Kaum ein Kraut begleitet uns so selbstverständlich durch den Alltag wie Coffea arabica oder Coffea canephora. Und kaum eines wird so selten als das betrachtet, was es ist: eine pharmakologisch wirksame Pflanze mit messbaren Effekten auf Nervensystem, Stoffwechsel, Gefäße, Hormone und Leber.

Koffein blockiert Adenosinrezeptoren im Gehirn. Das Müdigkeitssignal wird gedämpft, Dopamin und Noradrenalin steigen, wir fühlen uns wacher, fokussierter, leistungsfähiger. Aber Koffein erzeugt keine Energie. Es verschiebt Erschöpfung. ⚡

Chlorogensäuren, reichlich vorhanden vor allem in helleren Röstungen, wirken antioxidativ und beeinflussen den Glukosestoffwechsel. Große Beobachtungsstudien zeigen eine Assoziation zwischen moderatem Kaffeekonsum und einem geringeren Risiko für Typ 2 Diabetes.

Diterpene wie Cafestol und Kahweol können den Cholesterinspiegel erhöhen, weshalb die Zubereitung entscheidend ist. Filterkaffee enthält deutlich weniger davon als ungefilterter Kaffee.

Besonders gut belegt ist die Wirkung auf die Leber. Regelmäßiger Konsum wird mit einem geringeren Risiko für Fettleber, Fibrose, Zirrhose und Leberkrebs in Verbindung gebracht. Und das offenbar nicht nur wegen des Koffeins. 🧠✨

Gleichzeitig ist Kaffee keine Einheitsmedizin.
Das Enzym CYP1A2 entscheidet darüber, wie schnell wir Koffein abbauen. Manche Menschen sind schnelle, andere langsame Metabolisierer. Die einen schlafen nach einer Abendtasse problemlos ein, die anderen liegen wach mit Herzklopfen. Auch Stressniveau, Zyklusphase und Tageszeit verändern die Wirkung erheblich.

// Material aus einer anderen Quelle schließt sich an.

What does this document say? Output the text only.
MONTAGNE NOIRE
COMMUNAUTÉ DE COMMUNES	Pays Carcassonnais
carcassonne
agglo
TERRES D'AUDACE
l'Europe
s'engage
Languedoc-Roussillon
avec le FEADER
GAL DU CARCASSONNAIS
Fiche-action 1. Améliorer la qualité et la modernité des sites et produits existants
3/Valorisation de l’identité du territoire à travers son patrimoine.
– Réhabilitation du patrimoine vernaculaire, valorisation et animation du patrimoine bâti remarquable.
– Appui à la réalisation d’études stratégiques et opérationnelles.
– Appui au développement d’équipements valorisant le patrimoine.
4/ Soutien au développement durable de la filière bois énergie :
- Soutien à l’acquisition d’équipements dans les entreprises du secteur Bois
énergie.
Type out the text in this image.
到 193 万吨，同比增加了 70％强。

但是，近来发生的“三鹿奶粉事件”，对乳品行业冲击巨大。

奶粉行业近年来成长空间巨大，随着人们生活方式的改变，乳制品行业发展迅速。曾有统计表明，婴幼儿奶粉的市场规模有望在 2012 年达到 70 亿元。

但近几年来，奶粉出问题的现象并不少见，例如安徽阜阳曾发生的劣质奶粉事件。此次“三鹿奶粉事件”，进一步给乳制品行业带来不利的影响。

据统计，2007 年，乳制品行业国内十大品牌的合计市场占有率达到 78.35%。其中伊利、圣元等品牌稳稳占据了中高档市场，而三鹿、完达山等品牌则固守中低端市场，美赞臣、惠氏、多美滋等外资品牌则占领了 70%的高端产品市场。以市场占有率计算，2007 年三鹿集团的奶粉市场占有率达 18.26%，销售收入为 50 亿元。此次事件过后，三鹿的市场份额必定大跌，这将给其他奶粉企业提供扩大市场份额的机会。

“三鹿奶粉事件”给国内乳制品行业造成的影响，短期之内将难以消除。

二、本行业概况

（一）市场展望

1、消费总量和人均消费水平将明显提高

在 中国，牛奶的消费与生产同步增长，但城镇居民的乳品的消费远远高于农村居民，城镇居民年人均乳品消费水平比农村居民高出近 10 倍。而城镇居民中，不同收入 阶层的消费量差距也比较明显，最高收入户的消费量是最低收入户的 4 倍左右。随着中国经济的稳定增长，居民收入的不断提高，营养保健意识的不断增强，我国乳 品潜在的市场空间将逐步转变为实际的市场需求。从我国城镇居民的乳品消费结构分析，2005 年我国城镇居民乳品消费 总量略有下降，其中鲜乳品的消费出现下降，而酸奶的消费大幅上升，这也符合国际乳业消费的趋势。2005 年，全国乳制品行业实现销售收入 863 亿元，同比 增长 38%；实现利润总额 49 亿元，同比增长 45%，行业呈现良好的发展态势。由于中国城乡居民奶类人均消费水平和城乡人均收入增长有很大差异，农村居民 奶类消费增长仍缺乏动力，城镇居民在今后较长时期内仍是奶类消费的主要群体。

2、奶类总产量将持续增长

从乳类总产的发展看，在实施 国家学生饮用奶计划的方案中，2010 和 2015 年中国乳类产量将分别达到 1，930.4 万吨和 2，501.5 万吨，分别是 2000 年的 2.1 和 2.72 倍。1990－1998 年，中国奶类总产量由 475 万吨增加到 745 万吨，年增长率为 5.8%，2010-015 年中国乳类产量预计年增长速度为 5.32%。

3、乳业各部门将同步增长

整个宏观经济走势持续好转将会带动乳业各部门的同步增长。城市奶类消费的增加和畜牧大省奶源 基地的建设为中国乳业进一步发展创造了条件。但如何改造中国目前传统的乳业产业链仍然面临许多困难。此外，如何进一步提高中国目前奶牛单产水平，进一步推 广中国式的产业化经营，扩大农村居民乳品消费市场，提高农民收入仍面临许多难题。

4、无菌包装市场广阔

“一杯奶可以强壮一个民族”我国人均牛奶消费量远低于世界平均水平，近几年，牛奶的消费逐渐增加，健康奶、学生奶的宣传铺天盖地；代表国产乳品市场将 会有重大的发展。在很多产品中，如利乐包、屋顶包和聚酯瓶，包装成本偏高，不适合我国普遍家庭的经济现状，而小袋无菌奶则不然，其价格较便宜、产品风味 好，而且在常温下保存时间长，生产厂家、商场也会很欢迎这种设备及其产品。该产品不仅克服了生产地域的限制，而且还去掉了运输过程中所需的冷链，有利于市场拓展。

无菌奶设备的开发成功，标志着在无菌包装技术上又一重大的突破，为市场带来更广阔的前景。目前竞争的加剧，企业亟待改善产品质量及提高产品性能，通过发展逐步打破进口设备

Kaffee kann hilfreich sein bei
Müdigkeit und Konzentrationsschwäche
Migränebeginn, da Koffein gefäßverengend wirkt
träger Verdauung durch Anregung der Darmbewegung

Er kann aber auch Unruhe, Schlafstörungen, Reflux oder Abhängigkeitssymptome auslösen. Bis zu etwa 400 mg Koffein täglich gelten für gesunde Erwachsene als sicher. Entscheidend ist jedoch nicht die Zahl, sondern deine Reaktion.

Was wir bei Krautgeschwister immer wieder betonen: Pflanzen wirken im Kontext.
Röstgrad, Mahlgrad, Brühzeit, Tageszeit, Stresslevel, Erwartung, Ritual. All das verändert die Wirkung. Kaffee ist kein neutraler Wachmacher. Er ist eine aktive Pflanze.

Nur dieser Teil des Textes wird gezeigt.